Sob o risco de vir a ser trasladado pelos meus co-bloggers, e voltado a enterrar lá para trás, ao pé do muro deste cemitério, onde só há campas rasas e enfeitadas com cruzes sem nome, decidi expor aqui, em público, o rol de alguns dos meus maiores e melhores falhanços literários. Sim, títulos de renome que, por ter ido de férias para paragens não propícias à leitura, ou porque leituras mais estimulante se atravessaram pelo meio ou porque estes se revelaram chatos como potassa, ali ficaram, semi-lidos, abandonados, sobre a mesa-de-cabeceira ou na borda de uma estante até que, resignado e envergonhado, os levei definitivamente para o cemitério dos livros não lidos, que fica numa prateleira bem alta do meu escritório, que a vista não alcança e onde o embaraço não chega.
Aqui têm então, uma parte da minha lista da vergonha, toda de uma vez.
Ulisses — James Joyce — pág 112
Light in August — Faulkner — pág 56
Mau Tempo no Canal — Nemésio — pág 62
The Picture of Dorian Gray — Wilde — pág 91
A Peste — Camus — pág 25
A Ilha do Tesouro — Stevenson — pág 195
O Idiota — Dostoevsky — pág 86
Lost Horizon — James Hilton — pág 45
Os Sete Pilares da Sabedoria — Lawrence — pág 139
My Name is Red — Pamuk — pág 38
The Cleft — Doris Lessing — pág 63
Espero que tenham lido tudo depressa e com os olhos fechados.

















Bem, destes só li quatro: Dorian Grey, A Peste, A Ilha do Tesouro e o Idiota.
O caso de Ulisses foi drástico: abri a meio, li um parágrafo, fechei — e assim ficou.

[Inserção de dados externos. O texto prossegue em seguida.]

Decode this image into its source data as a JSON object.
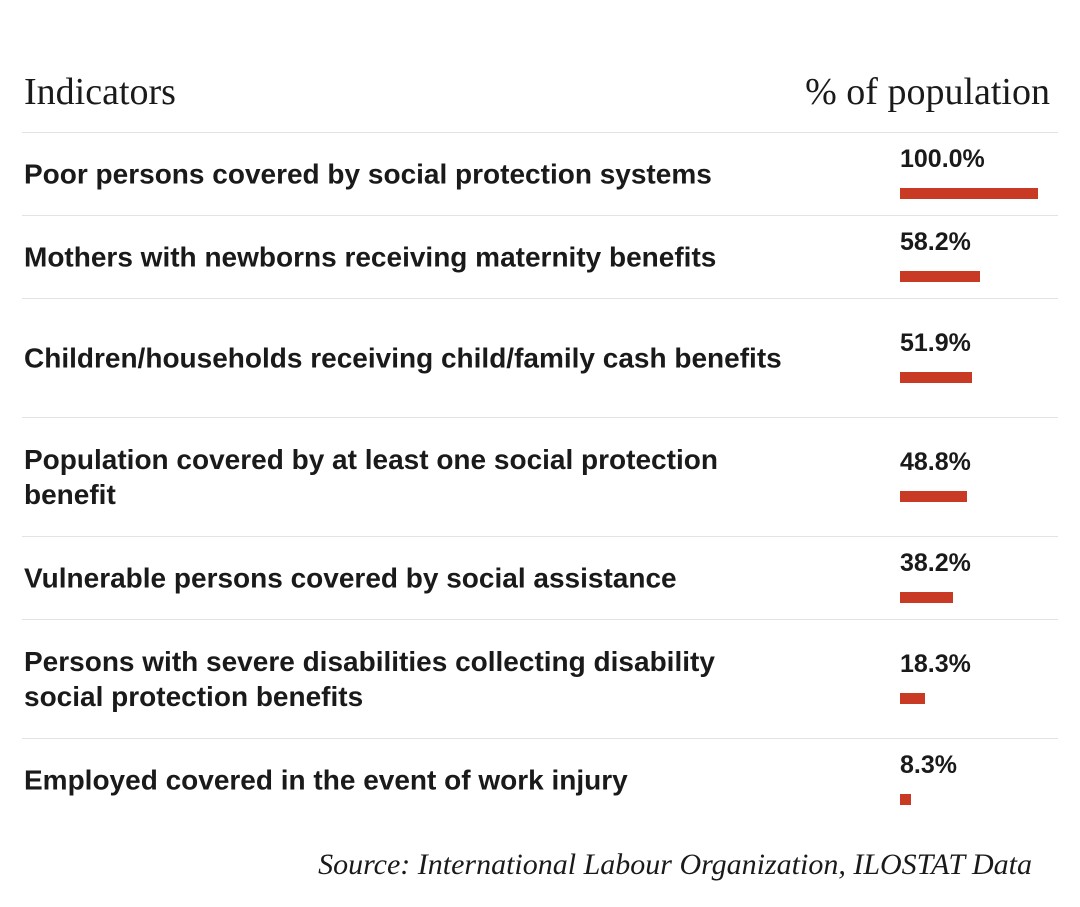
{
  "header": {
    "left": "Indicators",
    "right": "% of population"
  },
  "chart_data": {
    "type": "bar",
    "orientation": "horizontal",
    "xlabel": "% of population",
    "ylabel": "Indicators",
    "xlim": [
      0,
      100
    ],
    "categories": [
      "Poor persons covered by social protection systems",
      "Mothers with newborns receiving maternity benefits",
      "Children/households receiving child/family cash benefits",
      "Population covered by at least one social protection benefit",
      "Vulnerable persons covered by social assistance",
      "Persons with severe disabilities collecting disability social protection benefits",
      "Employed covered in the event of work injury"
    ],
    "values": [
      100.0,
      58.2,
      51.9,
      48.8,
      38.2,
      18.3,
      8.3
    ],
    "value_labels": [
      "100.0%",
      "58.2%",
      "51.9%",
      "48.8%",
      "38.2%",
      "18.3%",
      "8.3%"
    ],
    "bar_color": "#c93a25"
  },
  "source": "Source: International Labour Organization, ILOSTAT Data"
}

Talvez um dia lhe pegue de novo, quem sabe.
Vasco: o Mau Tempo no Canal merece uma segunda tentativa. Sentado a olhar o Pico de preferencia. O Faulkner e o Dostoievsky merecem todas as tentativas. De resto só li o Camus e a Ilha do Tesouro. Mas tenho uma lista ainda mais vergonhosa de livros que não li e doutros que não quero ler por ainda mais vergonhosas razões. Decidi, por exemplo, que a Doris Lessing é uma velha chata que vive com gatos. Mas não me adianto muito porque vou surripiar-te o tema e voltar á carga num post.
Subscrevo uns quantos não lidos: à cabeça o Joyce. Já o Stevenson li, reli, fiz tese e arrumei no canto dos esquecidos e ostracizados. Wilde, a história é gira, o livro uma seca bestial. Nos portugueses: sou uma inculta, estrangeirada impenitente, basicamente ignorante e levo séculos a ler em Português.
Vasco, que ideia e que post mais lindos!
Concordo com o Pedro quanto ao Mau Tempo no Canal. É dos meus preferidos. Try again.
Este teu post colocou-me num enorme dilema — ou me solidarizo com o teu desassombro e revelo uma ínfima parte (em todo o caso, quase tão extensa como a lista dos santos patronos … ) da prateleira mais alta da minha estante e sou imediatamente banida deste extraordinariamente culto cemitério, ou fico aqui muito sossegadinha, à espera que outros garbosamente avancem … Parece que já há voluntários e tudo …
Sou inconstante em muitas e tantas coisas que se fosse embaraçar-me com isso vivia num rubor que me tomariam por um camarão… Mas, aos livros, até que tenho uma persistência de perdigueiro e sigo, falando mal e resmungando entre dentes, até bater página final e dizer: “enfim, vais agora calçar mesa pensa!”. Como entre as boas coisas da vida está a dessemelhança, dos teus desassossegos gosto imensamente da Ilha do Tesouro, Dostoievsky sempre, sempre me dá prazer e o Dorian Gray é relido uma vez por ano (mas há outros e tantos renomados que nem começo para não ter que os abandonar…)
Espero, agora, o post do Pedro e a definição da Joana…
Vasco, espere que vou consigo: os livros da minha vergonha são tantos que também me condenarão ao fundo dos fundos, rente ao muro.
Parabéns pelo Ulisses…112 é obra!!!!
Vasco, pois eu tenho um hábito ou defeito ou sei lá o quê estranhíssimo. É-me difícil levar um livro até ao fim. Tenho sempre vários que leio e releio ao mesmo tempo. Gosto deles. Chego a entusiasmar-me com alguns (por defeito de fabrico, ou mera formatação, leio muitos livros, por assim dizer, teóricos), mas inexplicavelmente, não os acabo. Tenho disso uma lista interminável e é questão para resolver numa terapia porque eu não sei como explicá-lo.
Mas que belíssima ideia para um post! Desta lista uns sim, li (Nemésio, Wilde, Camus) outros nem tentei, outros acho que também já lá não vou.